Fast-forward to 2021 and this same emphasis on “knowing your history” comes across in this in-depth conversation between Break Easy and Mighty Mike. Their memories of New York during the height of breaking’s commercialization in the 1980s demonstrate just how far this dance proliferated back then, with stories of b-boys and b-girls from every borough teaching, performing, and competing with one another throughout the city. Unfortunately, most of these stories have never been formally documented as journalists and academics have tended to rely mostly on those who appeared in major film and television programs. Practitioners from areas such as pre-gentrification Williamsburg—let alone Brooklyn as a whole—who did not make it onto movie screens have often been over-looked, as have affiliated dance styles such as popping (electric boogie), rocking (uprocking), lofting, and the hustle. As this discussion illuminates, however, community-based figures like Break Easy, Mighty Mike, and countless others have continued to pass on their local embodiment of these important cultural practices to generations around the world, despite their general lack of institutional support.

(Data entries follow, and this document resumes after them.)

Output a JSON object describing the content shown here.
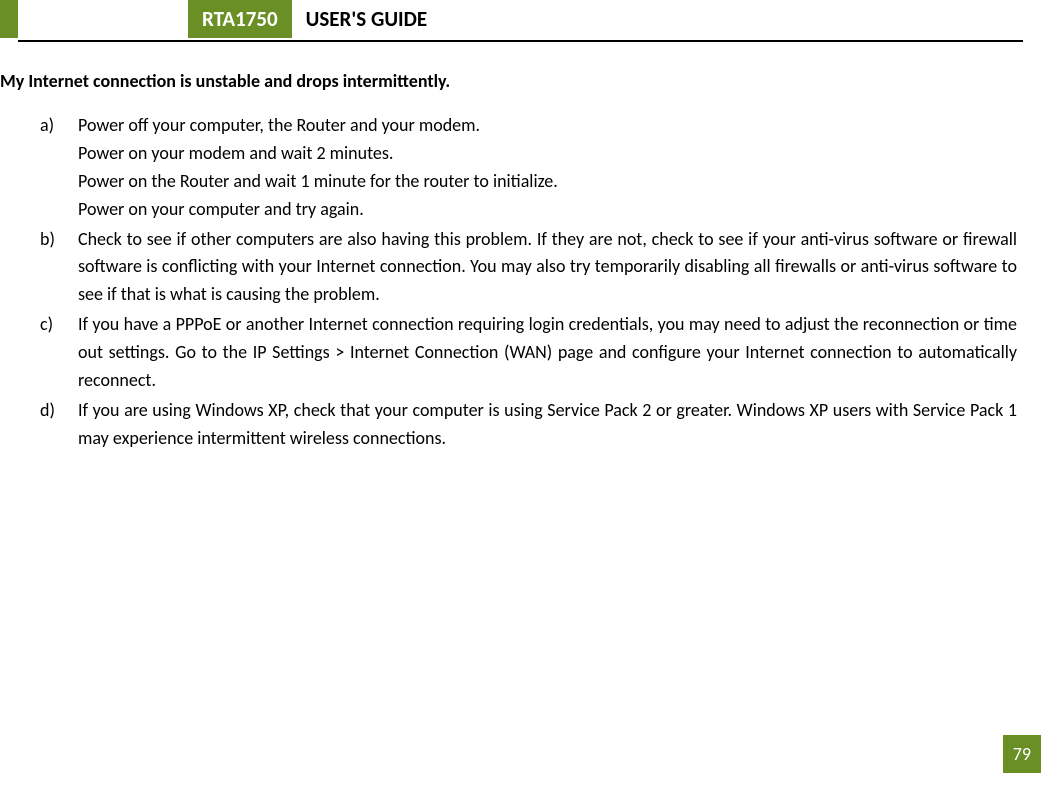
{
  "header": {
    "model": "RTA1750",
    "title": "USER'S GUIDE",
    "accent_color": "#6a8f24",
    "text_color": "#ffffff"
  },
  "section": {
    "title": "My Internet connection is unstable and drops intermittently."
  },
  "items": [
    {
      "label": "a)",
      "lines": [
        "Power off your computer, the Router and your modem.",
        "Power on your modem and wait 2 minutes.",
        "Power on the Router and wait 1 minute for the router to initialize.",
        "Power on your computer and try again."
      ]
    },
    {
      "label": "b)",
      "text": "Check to see if other computers are also having this problem. If they are not, check to see if your anti-virus software or firewall software is conflicting with your Internet connection. You may also try temporarily disabling all firewalls or anti-virus software to see if that is what is causing the problem."
    },
    {
      "label": "c)",
      "text": "If you have a PPPoE or another Internet connection requiring login credentials, you may need to adjust the reconnection or time out settings. Go to the IP Settings > Internet Connection (WAN) page and configure your Internet connection to automatically reconnect."
    },
    {
      "label": "d)",
      "text": "If you are using Windows XP, check that your computer is using Service Pack 2 or greater. Windows XP users with Service Pack 1 may experience intermittent wireless connections."
    }
  ],
  "page_number": "79"
}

Interestingly, as their conversation moves from past neighborhood experiences to present mentoring activities, both discussants also seem to modify their outlook toward breaking and rocking, accordingly. Their positive remarks about the lack of formal rules and authority in the 1980s give way to appeals for greater structure, compartmentalization, and “authenticity” today. For instance, Mighty Mike talks about gravitating away from the Furious Rockers Crew in his younger years, due to their scrutinizing and discouraging president, in favor of the more horizontal approach he found in the Scramblin’ Feet dance crew. The latter’s more self-organized approach seemed to allow greater creative exploration and collaboration, something that Break Easy also lauds about his early embodied experience. However, this emphasis on informality begins to slightly shift as we move into their recollections of more recent years, with each expressing concern over properly labeling their dance practices and determining “What could be changed, what couldn’t be changed” in each style, as well as admonitions that there are no “real” b-boys anymore and that “rocking” has become “watered down.” In line with this insistence on independent research, it would be important to dig deeper into these remarks and explore what factors have affected such conceptualizations. How have institutional, ideological, aesthetic, and socioeconomic transformations affected the performance and principles of dances such as breaking and rocking—both among present practitioners and those who trace their roots even further back than the current discussants? This conversation prompts this and many other questions, while also driving home the scholarly imperative of not relying on one or two sources but, rather, gathering as wide a cross-section of testimony as possible. In other words, “knowing your history” is understanding that this discussion is itself only one layer of a much broader social and cultural formation.

Author Biography

Serouj “Midus” Aprahamian is a long-time practitioner of breaking, popping, and underground hip hop dance styles. In 2021, he completed his PhD in Dance Studies from York University, with a focus on breaking and hip hop history. His scholarly writings have appeared in the Journal of Black Studies, Dance Research Journal, Oxford African American Studies Center, and the forthcoming Oxford Handbook of Hip Hop Dance Studies.